Michael Brendan Dougherty has an incredibly
thoughtful profile of South Carolina Governor Mark Sanford.
(I got to sit a few chairs down from him at Friday’s CPAC
banquet.) Sanford’s speech (I’m poking around for a copy) was
breathtaking. I know others who didn’t think the same way — and
I think it may have just been my proximity. I’ve never really
seen anyone speak so naturally. Most people,w hen they give a
speech, it looks like they’re performing oratory. Sanford, on the
other hand, looked like he was talking to a group of friends, not
a gigantic audience.
There is something supremely genuine about the man. I asked him
after the dinner where he learned to speak.

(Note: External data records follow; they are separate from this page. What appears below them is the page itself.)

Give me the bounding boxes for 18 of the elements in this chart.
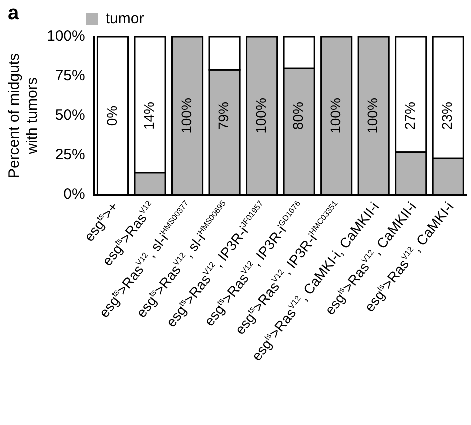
data-label: 14% [141,102,158,130]
y-tick-label: 0% [64,186,86,204]
data-label: 100% [327,98,344,134]
annotation: 0% [104,106,120,126]
legend-label: tumor [106,10,144,28]
y-axis-title: Percent of midguts with tumors [6,53,42,179]
data-label: 23% [439,102,456,130]
data-label: 80% [290,102,306,130]
y-tick-label: 100% [46,28,86,46]
data-label: 27% [402,102,418,130]
data-label: 79% [216,102,232,130]
y-tick-label: 25% [55,146,86,164]
y-tick-label: 50% [55,107,86,124]
data-label: 100% [364,98,381,134]
y-tick-label: 75% [55,68,86,85]
data-label: 100% [252,98,269,134]
text: a [8,2,20,25]
data-label: 100% [178,98,194,134]
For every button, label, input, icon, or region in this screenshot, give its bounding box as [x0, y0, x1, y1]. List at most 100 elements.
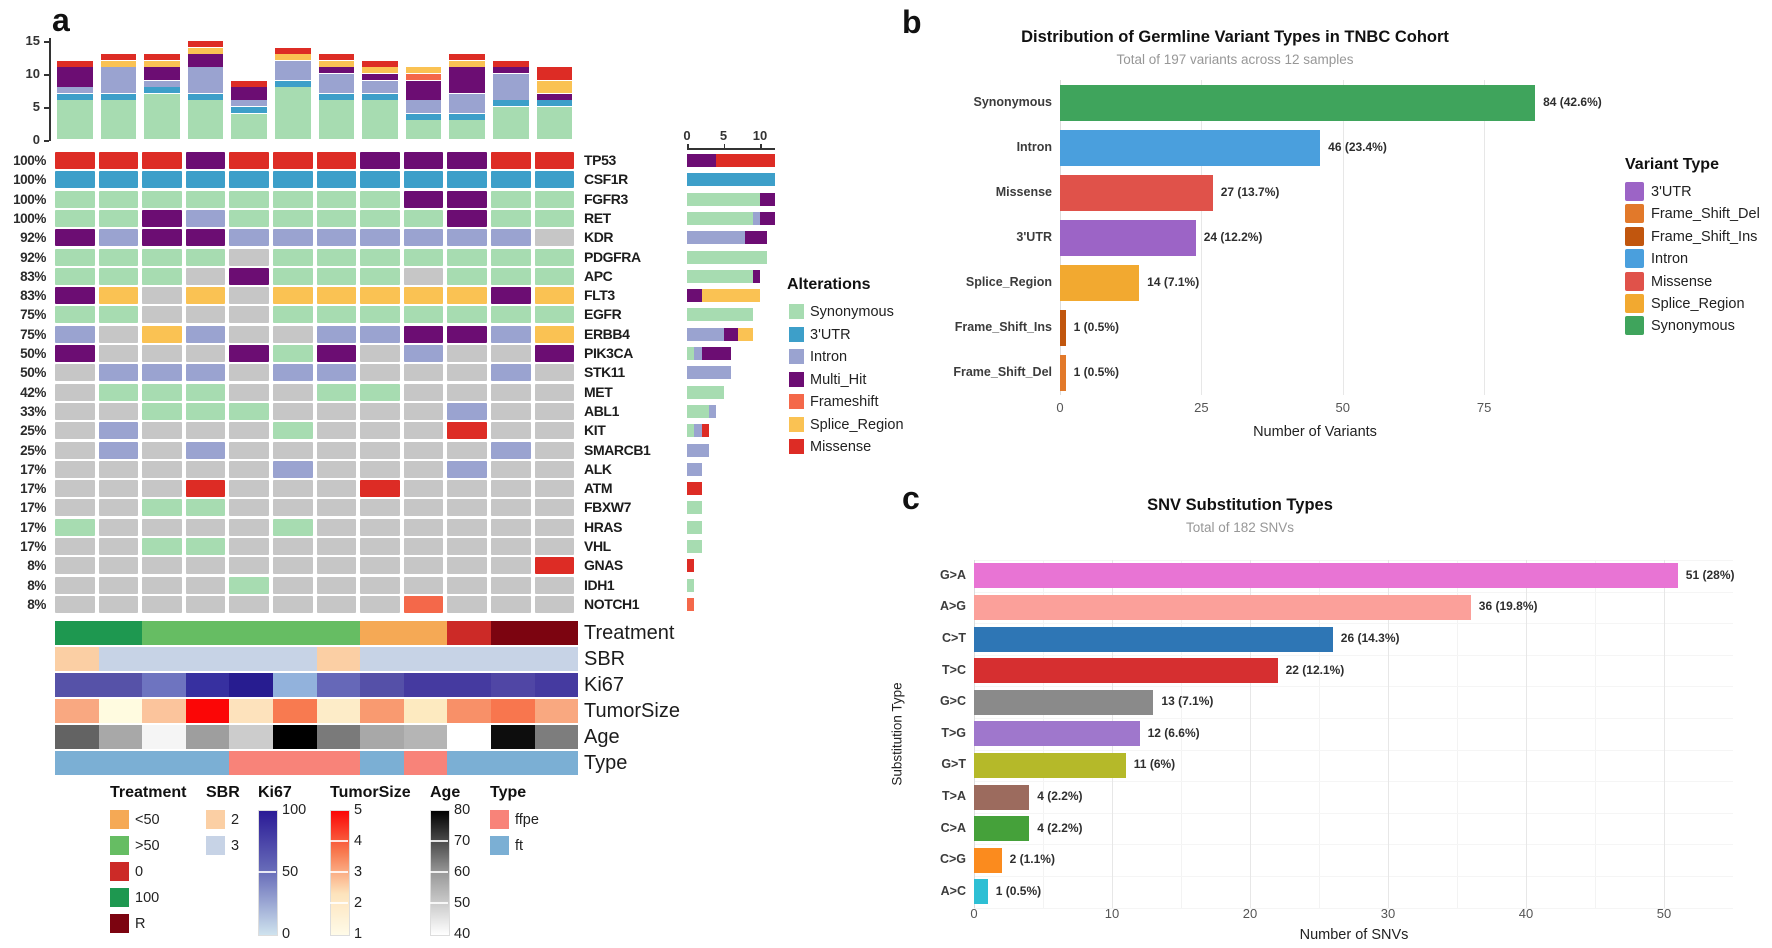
top-bar-segment	[536, 107, 573, 140]
top-bar-segment	[318, 100, 355, 140]
oncoprint-cell	[534, 518, 575, 536]
oncoprint-cell	[403, 364, 444, 382]
bar-value-label: 1 (0.5%)	[1073, 319, 1119, 334]
bar-value-label: 1 (0.5%)	[1073, 364, 1119, 379]
oncoprint-cell	[55, 325, 95, 343]
oncoprint-cell	[142, 499, 182, 517]
bar	[974, 626, 1333, 652]
oncoprint-cell	[142, 383, 182, 401]
oncoprint-cell	[491, 518, 531, 536]
side-bar-segment	[723, 327, 739, 341]
oncoprint-cell	[98, 441, 139, 459]
bar-value-label: 22 (12.1%)	[1285, 662, 1345, 677]
annotation-legend-title: TumorSize	[330, 784, 411, 801]
percent-label: 25%	[20, 423, 46, 439]
oncoprint-cell	[229, 518, 269, 536]
annotation-cell	[316, 699, 361, 723]
annotation-cell	[534, 699, 579, 723]
side-bar-segment	[687, 154, 717, 167]
side-bar-segment	[745, 231, 768, 245]
gene-label: ALK	[584, 460, 612, 477]
oncoprint-cell	[360, 190, 400, 208]
oncoprint-cell	[534, 364, 575, 382]
oncoprint-cell	[229, 422, 269, 440]
gridline-horizontal	[974, 781, 1733, 783]
gradient-tick-label: 50	[454, 895, 471, 911]
top-axis-tick	[44, 140, 49, 142]
top-bar-segment	[231, 100, 267, 107]
top-bar-segment	[493, 60, 529, 67]
oncoprint-cell	[229, 306, 269, 324]
annotation-cell	[403, 647, 448, 671]
annotation-cell	[98, 647, 143, 671]
oncoprint-cell	[447, 325, 487, 343]
oncoprint-cell	[316, 325, 357, 343]
gridline-horizontal	[974, 686, 1733, 688]
bar-value-label: 12 (6.6%)	[1147, 725, 1200, 740]
annotation-cell	[447, 725, 492, 749]
percent-label: 83%	[20, 288, 46, 304]
oncoprint-cell	[185, 287, 226, 305]
oncoprint-cell	[534, 152, 575, 169]
oncoprint-cell	[403, 345, 444, 362]
alterations-legend-swatch	[789, 416, 804, 432]
oncoprint-cell	[185, 460, 226, 478]
oncoprint-cell	[229, 460, 269, 478]
oncoprint-cell	[273, 152, 313, 169]
oncoprint-cell	[403, 557, 444, 575]
annotation-cell	[142, 699, 186, 723]
bar	[1060, 84, 1536, 121]
bar	[1060, 174, 1213, 211]
top-axis-line	[49, 38, 51, 141]
oncoprint-cell	[360, 538, 400, 555]
gene-label: APC	[584, 267, 613, 284]
oncoprint-cell	[403, 152, 444, 169]
oncoprint-cell	[98, 595, 139, 613]
oncoprint-cell	[491, 152, 531, 169]
oncoprint-cell	[534, 557, 575, 575]
category-label: Missense	[995, 184, 1052, 199]
gradient-tick-label: 40	[454, 926, 471, 942]
oncoprint-cell	[185, 499, 226, 517]
oncoprint-cell	[98, 538, 139, 555]
oncoprint-cell	[55, 480, 95, 498]
annotation-cell	[185, 725, 230, 749]
oncoprint-cell	[273, 480, 313, 498]
annotation-cell	[55, 621, 99, 645]
gridline-horizontal	[974, 749, 1733, 751]
annotation-cell	[98, 751, 143, 775]
oncoprint-cell	[229, 267, 269, 285]
oncoprint-cell	[229, 557, 269, 575]
oncoprint-cell	[55, 248, 95, 266]
annotation-legend-label: 100	[135, 890, 160, 906]
category-label: C>G	[939, 852, 966, 867]
oncoprint-cell	[360, 325, 400, 343]
top-bar-segment	[57, 67, 93, 87]
oncoprint-cell	[491, 460, 531, 478]
alterations-legend-swatch	[789, 349, 804, 364]
annotation-cell	[98, 725, 143, 749]
side-bar-segment	[687, 540, 702, 553]
top-bar-segment	[187, 67, 224, 94]
percent-label: 17%	[20, 539, 46, 554]
oncoprint-cell	[229, 171, 269, 189]
percent-label: 100%	[13, 191, 46, 207]
top-axis-tick-label: 15	[25, 33, 40, 48]
oncoprint-cell	[273, 229, 313, 247]
percent-label: 25%	[20, 442, 46, 458]
gene-label: TP53	[584, 152, 616, 168]
top-bar-segment	[449, 120, 485, 140]
gene-label: IDH1	[584, 576, 615, 593]
germline-chart-title: Distribution of Germline Variant Types i…	[1021, 28, 1449, 46]
gridline-minor	[1595, 560, 1596, 908]
top-bar-segment	[449, 93, 485, 113]
top-axis-tick-label: 0	[32, 132, 40, 147]
oncoprint-cell	[360, 480, 400, 498]
annotation-legend-label: 3	[231, 838, 240, 854]
oncoprint-cell	[360, 518, 400, 536]
oncoprint-cell	[185, 364, 226, 382]
oncoprint-cell	[142, 306, 182, 324]
percent-label: 8%	[27, 577, 46, 593]
oncoprint-cell	[491, 441, 531, 459]
bar-value-label: 2 (1.1%)	[1009, 852, 1055, 867]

His reply was humble
and jokey: “Frankly, I’m still trying to figure it out.”
Obviously he’s not trying to figure it out, but any other answer
would have come off as didactic. He preferred to just offer
something low-key.
So when Dougherty profiles Governor Sanford, he naturally comes
up with the impression of an unusual politician — a man who
doesn’t see the world around him as a platform for his own views.
That impression really goes far when the governor describes
lowering his father into the earth:
You hammer the nails closed, you carry it out there in the back
of the pickup to a certain part of the farm. You lower the
thing down there. You and your brothers do it on your own, and
then grab shovels. We say a little prayer, fill the grave, walk
back up to the house. It was an intensely personal experience
that really hit home for me: you ain’t taking any of this stuff
with you.
While this post might have seemed like it was going the direction
of talking about Sanford’s political future, I’m more interested
in the act of lowering your own parent into the grave… the
digging, the work of it. I’m sure that most parents would quirk
their eye at the thought of forcing their children to put work
into laying them to rest. But there is something in the work that
makes it… poetic. I would imagine that it impacts you in a way
that may be more intimate, perhaps also grisly, than waiting as
others do it.
Alan Brooks| 3.2.09 @ 7:27PM
there are no U-Hauls on the back of hearses.